Chez Kuoni, on explique la situation difficile rencontrée par ces pays en évoquant l’actualité libyenne: «L’hésitation à partir est selon nous d’ordre psychologique», note le porte-parole Peter Brun. Pour un départ en juin en Tunisie, l’opérateur a donc baissé drastiquement ses tarifs jusqu’à 50%. Quant à la capacité des vols pour ce printemps et cet été en direction de l’Egypte, elle représente la moitié du niveau de l’année dernière. «Les gens choisissent des alternatives dans la région de la Méditerranée, comme Chypre ou la Crète», poursuit Peter Brun.

L’opérateur Hotelplan — qui propose une semaine en Tunisie dans un 4-étoiles avec demi-pension dès 500 francs par personne — se veut rassurant et met en avant les recommandations du Département fédéral des affaires étrangères (DFAE ). «Les stations balnéaires en Egypte et en Tunisie ne sont pas concernées par les troubles. Il n’y a aucune raison de s’inquiéter si l’on souhaite y passer des vacances», relève Prisca Huguenin-dit-Lenoir, porte-parole d’Hotelplan.

Afin de remonter la pente, les organismes touristiques tunisien et égyptien se montrent eux aussi particulièrement entreprenants. L’Office du tourisme de Tunisie va ainsi lancer en Suisse dès mi-mai une vaste campagne de publicité et organise de fréquents voyages de presse destinés à «montrer la réalité» du pays aux journalistes.

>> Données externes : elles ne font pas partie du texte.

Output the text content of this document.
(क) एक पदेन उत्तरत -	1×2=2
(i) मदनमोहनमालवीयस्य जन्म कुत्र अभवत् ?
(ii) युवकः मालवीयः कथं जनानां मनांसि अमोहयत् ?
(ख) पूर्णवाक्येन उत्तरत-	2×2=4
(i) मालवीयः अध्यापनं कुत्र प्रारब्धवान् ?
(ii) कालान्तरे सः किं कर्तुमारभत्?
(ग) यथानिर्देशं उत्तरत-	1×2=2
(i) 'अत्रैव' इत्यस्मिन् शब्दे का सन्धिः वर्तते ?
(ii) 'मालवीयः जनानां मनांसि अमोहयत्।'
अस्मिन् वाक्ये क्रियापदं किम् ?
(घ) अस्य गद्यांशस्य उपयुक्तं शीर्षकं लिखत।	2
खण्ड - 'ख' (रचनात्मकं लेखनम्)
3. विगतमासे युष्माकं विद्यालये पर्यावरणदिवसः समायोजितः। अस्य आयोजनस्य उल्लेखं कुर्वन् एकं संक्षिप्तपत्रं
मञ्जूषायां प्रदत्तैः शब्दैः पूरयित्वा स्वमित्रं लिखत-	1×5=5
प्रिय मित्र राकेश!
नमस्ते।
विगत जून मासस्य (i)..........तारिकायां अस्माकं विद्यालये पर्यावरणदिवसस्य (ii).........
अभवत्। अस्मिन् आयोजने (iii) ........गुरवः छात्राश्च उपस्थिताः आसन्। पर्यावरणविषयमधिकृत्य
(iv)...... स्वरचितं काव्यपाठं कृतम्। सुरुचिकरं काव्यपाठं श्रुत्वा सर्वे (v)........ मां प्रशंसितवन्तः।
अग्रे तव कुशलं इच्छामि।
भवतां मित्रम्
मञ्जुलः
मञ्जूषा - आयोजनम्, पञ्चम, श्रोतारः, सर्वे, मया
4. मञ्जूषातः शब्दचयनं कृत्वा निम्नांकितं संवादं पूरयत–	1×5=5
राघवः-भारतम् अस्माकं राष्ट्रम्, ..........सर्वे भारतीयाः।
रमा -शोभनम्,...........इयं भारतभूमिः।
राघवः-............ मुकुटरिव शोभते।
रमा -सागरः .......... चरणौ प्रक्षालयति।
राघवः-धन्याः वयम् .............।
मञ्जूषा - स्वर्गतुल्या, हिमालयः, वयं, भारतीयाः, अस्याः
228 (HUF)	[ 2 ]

Il prépare en outre une «Caravane du Jasmin» composée de cinq bus, avec des artistes et des animateurs qui traverseront l’Europe en faisant une halte helvétique à la fin mai.

L’Office du tourisme égyptien n’est pas en reste et a notamment mis sur pied, en collaboration avec six tour-opérateurs romands, un voyage de familiarisation au Caire en mars dernier, destiné à montrer que les principales attractions touristiques locales «fonctionnent normalement».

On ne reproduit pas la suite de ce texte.